Pour protéger leurs enfants du covid-19, les mères évitent les centres de santé à Abidjan (MAGAZINE)

Agacée par la turbulence de son fils d’environ deux ans dans un centre de santé communautaire à Cocody (Est d'Abidjan), Madame Anassin l’empoigne: "c’est pour tout ça que j’ai hésité avant de t’envoyer ici, tu touches à tout, ça me stresse. Tu connais corona ?", dit-elle, suscitant des rires, dans la salle d’attente quasiment vide de cet hôpital d’ordinaire bondé de monde.

Assise à environ deux mètres d’eux, une patiente d’environ 35 ans, qui attend d’être reçue par un généraliste, renchérit après avoir baissé son cache-nez à la hauteur du menton: "vraiment, il n’a pas l’air très malade. Tu pouvais commencer à le soigner à la maison. Ce n’est pas prudent d’envoyer les enfants à l’hôpital à cause du coronavirus".

Comme elles, des femmes enceintes et des mères fréquentent de moins en moins les centres de santé d’Abidjan, craignant un risque plus élevé de contamination pour elles et leurs enfants, comme en témoigne Vanessa Danièle Bringa, jeune maman de deux enfants en bas âge, domiciliée à Marcory (Sud d’Abidjan).

"Pourquoi prendre le risque d’exposer les enfants au covid-19 ? On dit partout que la contamination est très rapide. Chez moi, personne ne va à l’hôpital jusqu’à la fin de la maladie, sauf en cas de force majeure", lance Danièle, d’un ton ferme.

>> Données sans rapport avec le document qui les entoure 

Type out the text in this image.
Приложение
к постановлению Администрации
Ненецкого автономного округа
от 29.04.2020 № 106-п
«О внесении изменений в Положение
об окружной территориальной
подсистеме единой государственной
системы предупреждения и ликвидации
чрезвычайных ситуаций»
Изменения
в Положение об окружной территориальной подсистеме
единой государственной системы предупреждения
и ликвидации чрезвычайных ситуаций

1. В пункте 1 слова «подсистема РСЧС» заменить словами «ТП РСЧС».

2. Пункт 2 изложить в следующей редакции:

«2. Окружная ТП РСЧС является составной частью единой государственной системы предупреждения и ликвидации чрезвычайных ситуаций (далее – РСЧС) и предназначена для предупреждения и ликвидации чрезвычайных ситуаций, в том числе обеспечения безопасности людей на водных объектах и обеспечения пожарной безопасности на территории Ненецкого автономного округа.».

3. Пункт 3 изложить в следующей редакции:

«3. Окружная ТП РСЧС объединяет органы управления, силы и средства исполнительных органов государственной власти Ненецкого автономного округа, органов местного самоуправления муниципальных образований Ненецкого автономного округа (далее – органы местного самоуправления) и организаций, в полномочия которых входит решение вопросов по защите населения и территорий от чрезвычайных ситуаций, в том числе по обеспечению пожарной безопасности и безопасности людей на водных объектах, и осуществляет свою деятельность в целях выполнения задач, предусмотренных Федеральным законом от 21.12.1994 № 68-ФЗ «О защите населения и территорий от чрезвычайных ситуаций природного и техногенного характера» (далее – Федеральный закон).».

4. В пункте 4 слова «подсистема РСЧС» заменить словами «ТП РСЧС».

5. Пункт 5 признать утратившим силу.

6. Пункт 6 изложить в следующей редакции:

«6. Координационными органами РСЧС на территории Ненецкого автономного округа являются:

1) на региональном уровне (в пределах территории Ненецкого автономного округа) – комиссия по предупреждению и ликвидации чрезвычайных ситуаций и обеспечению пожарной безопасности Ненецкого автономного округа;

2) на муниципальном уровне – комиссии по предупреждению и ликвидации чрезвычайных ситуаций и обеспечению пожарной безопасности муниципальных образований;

Bien que consciente des dangers de l’automédication, elle explique sa décision par le "manque de cache-nez et gants" dans la structure sanitaire qu’elle fréquente habituellement.

"La dernière fois que j’y suis allée j’ai été choquée de constater que ce n’était pas tout le personnel qui avait des cache-nez. Le pire c’est qu’on ne sait pas s’ils les changent régulièrement. Non non, je préfère garder mes bébés à la maison. J’ai des sirops et des médicaments en cas de petits bobos", ajoute-elle.

Le flux d’informations contradictoires sur le covid-19 a créé la psychose dès les premiers cas enregistrés en Côte d’Ivoire, et la vidéo virale d’une émission en France, au cours de laquelle des chercheurs discutaient de la possibilité de tester un vaccin contre le covid-19 en Afrique, n’a pas arrangé les choses dans les centres de vaccination.

Risque de résurgence d’autres maladies

Jeune maman de 28 ans, Mélanie Chiadon, commerçante, avoue ne pas être enthousiaste à l’idée de faire administrer la 2e dose de vaccin contre la poliomyélite à son bébé: "avec tout ce que j’entends, je ne sais plus ce qui est faux, ni ce qui est vrai. Il parait qu’ils vont expérimenter de force un vaccin en Afrique. J’ai envie d’attendre un peu, mais c’est mon premier enfant, j’ai peur qu’il lui arrive quelque chose si je ne respecte pas le calendrier des vaccins".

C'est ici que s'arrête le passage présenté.